Biology students help local family clear pond


Submitted Photo

Reese Hussey, biology student participating in the student work on Gooseberry Farm performing tests with hydrogen peroxide on algae that is taking over a pond.

Years ago, Bernard and Marie Kliebenstein were able to look at their pond on Gooseberry Hill, a small farm just outside of Platteville, and enjoy the sight of blue water.

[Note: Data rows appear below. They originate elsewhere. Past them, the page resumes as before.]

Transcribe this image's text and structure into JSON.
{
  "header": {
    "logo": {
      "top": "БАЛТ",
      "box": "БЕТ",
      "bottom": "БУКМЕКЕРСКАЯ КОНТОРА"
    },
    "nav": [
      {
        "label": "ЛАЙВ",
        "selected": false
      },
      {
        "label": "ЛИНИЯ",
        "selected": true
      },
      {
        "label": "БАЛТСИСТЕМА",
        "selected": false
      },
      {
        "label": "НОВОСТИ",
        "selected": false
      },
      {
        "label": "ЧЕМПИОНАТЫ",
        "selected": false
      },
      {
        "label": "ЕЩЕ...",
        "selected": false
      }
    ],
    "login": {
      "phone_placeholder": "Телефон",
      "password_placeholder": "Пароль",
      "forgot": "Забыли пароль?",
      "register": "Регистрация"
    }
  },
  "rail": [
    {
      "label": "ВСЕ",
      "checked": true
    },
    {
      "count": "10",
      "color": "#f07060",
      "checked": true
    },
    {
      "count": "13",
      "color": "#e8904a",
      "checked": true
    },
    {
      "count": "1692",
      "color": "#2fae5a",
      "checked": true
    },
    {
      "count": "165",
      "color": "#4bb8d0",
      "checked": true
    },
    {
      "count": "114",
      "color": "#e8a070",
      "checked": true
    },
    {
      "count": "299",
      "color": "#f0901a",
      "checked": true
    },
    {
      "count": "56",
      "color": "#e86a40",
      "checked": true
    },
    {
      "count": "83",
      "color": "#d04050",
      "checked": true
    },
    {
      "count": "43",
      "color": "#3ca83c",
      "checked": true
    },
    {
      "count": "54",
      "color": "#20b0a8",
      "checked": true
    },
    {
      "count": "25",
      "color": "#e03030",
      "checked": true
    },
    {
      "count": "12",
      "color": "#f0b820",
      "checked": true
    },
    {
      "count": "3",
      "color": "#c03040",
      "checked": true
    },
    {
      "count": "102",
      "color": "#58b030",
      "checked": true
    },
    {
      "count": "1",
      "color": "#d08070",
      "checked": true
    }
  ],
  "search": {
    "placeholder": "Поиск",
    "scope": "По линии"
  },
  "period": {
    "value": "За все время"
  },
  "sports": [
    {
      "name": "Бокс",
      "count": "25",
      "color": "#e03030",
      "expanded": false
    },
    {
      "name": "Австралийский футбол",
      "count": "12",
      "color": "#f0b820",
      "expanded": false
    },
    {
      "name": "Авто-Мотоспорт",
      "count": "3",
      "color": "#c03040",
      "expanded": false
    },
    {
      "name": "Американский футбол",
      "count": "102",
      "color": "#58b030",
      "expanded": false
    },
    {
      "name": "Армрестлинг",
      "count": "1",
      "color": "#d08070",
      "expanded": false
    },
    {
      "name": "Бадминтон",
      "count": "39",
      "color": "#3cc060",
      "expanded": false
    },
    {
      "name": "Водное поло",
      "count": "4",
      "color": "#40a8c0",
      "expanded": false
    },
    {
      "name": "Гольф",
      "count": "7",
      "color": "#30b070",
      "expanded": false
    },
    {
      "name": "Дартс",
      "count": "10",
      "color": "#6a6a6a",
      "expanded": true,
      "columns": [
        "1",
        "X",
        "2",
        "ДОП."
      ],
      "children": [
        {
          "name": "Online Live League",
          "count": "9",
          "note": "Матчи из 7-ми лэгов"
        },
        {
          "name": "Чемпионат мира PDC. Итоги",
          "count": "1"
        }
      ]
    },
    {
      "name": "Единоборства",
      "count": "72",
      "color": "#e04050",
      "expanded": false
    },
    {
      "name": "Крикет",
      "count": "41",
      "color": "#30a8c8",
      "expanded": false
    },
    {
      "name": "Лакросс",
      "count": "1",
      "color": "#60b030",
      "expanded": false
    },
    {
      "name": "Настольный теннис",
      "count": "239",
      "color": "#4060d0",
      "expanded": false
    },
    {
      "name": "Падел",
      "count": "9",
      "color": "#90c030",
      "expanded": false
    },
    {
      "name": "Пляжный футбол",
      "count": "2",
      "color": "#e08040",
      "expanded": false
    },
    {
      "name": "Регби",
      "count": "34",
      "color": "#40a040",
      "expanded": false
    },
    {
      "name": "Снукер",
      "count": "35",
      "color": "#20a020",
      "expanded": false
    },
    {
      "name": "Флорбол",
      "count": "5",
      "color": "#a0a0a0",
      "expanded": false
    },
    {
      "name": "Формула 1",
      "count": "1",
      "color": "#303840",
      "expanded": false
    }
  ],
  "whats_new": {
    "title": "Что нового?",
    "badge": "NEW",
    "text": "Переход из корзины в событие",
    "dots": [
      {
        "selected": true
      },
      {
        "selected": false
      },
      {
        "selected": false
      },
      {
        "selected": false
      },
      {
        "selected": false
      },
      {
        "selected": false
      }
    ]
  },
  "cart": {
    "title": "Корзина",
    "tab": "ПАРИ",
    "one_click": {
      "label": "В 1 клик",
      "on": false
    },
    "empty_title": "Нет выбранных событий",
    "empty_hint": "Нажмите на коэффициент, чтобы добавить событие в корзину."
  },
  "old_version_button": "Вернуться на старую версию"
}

Three generations later, Becky Kliebenstein, one of the current shareholders of the property, looks at the pond and sees a lower water level, unwanted algae and duckweed.

Kliebenstein’s family members wanted to combat the problem of the growing vegetation problem before the two acre pond was no longer recognizable.  To do this, the family looked to a handful of different consultants, including the University of Wisconsin-Platteville biology department.

For the past four semesters, assistant professor of biology Rebecca Doyle-Morin’s has had over 100 students from the fundamentals of biological investigation and invertebrate zoology classes partner with the Pioneer Academic Center for Community Engagement to conduct research to determine how to clear the algae from the Kleibenstein’s pond.

The algae and overwhelming vegetation in the pond were caused by agricultural runoff, resulting in the bottom of the pond being covered in feet of dredging–nutrients that are unnecessary for the pond that need removal.

“Hundreds of years of runoff have changed the pond,” Kliebenstein said.  “We would really like to see how the aquatic center could be changed without harming the natural habitat for the organisms that live there.”

Doyle-Morin’s students have been working during each semester and over the summer to determine how to combat the problem.  Currently, the classes have been experimenting with barley straw.  The chemical composition of barley straw recently has been proven to break down algae and inhibit unnecessary vegetation growth without harming the natural habitat.

One of the problems the students have seen with working with barley straw is that it takes a long time to decompose and release the necessary nutrients.  The classes then tried other forms of barley like pellets or barley straw extract, but these are not cost effective for the owners of Gooseberry Hill.

“I love how my students have the ability to see both sides of the scientific process,” Doyle-Morin said.  “They are able to do experiments as well as see the economic side that relates to the partners.”

Since the students have to find less expensive alternatives to the barley straw, the next round of students are going to be working with hydrogen peroxide, which is released by barley straw, rather than use the whole plant.

Hydrogen peroxide is highly available, cost effective and breaks down algae.  The students will determine if the chemical will be harmful to other organisms that live in the pond.

Kayla Krager, junior biology major, is a current student in Doyle-Morin’s FBI class.

“We specifically tested the effect of hydrogen peroxide on Scenedesmus, beneficial green algae, and Anabaena, a harmful type of cyanobacteria, aka blue-green algae,” Krager said.  “I hope that our research has pushed this goal one step closer to being used for the recreational purposes it is intended to provide.”

“I like to see the benefits the students get from leaving the classroom,” Kliebenstein said.  “Running their own data allows them to experience science from the field.”

“Being able to use skills from a course here at UW-Platteville to come up with a solution to a real world problem was very rewarding,” Matthew Grieser, junior biology major, said.

Doyle-Morin said that the students love to present their work on PACCE poster day.

“This allows the students to interact with the partners and describe their findings,” Doyle-Morin said.  “It gives them the chance to explain the information to the non-scientist community.”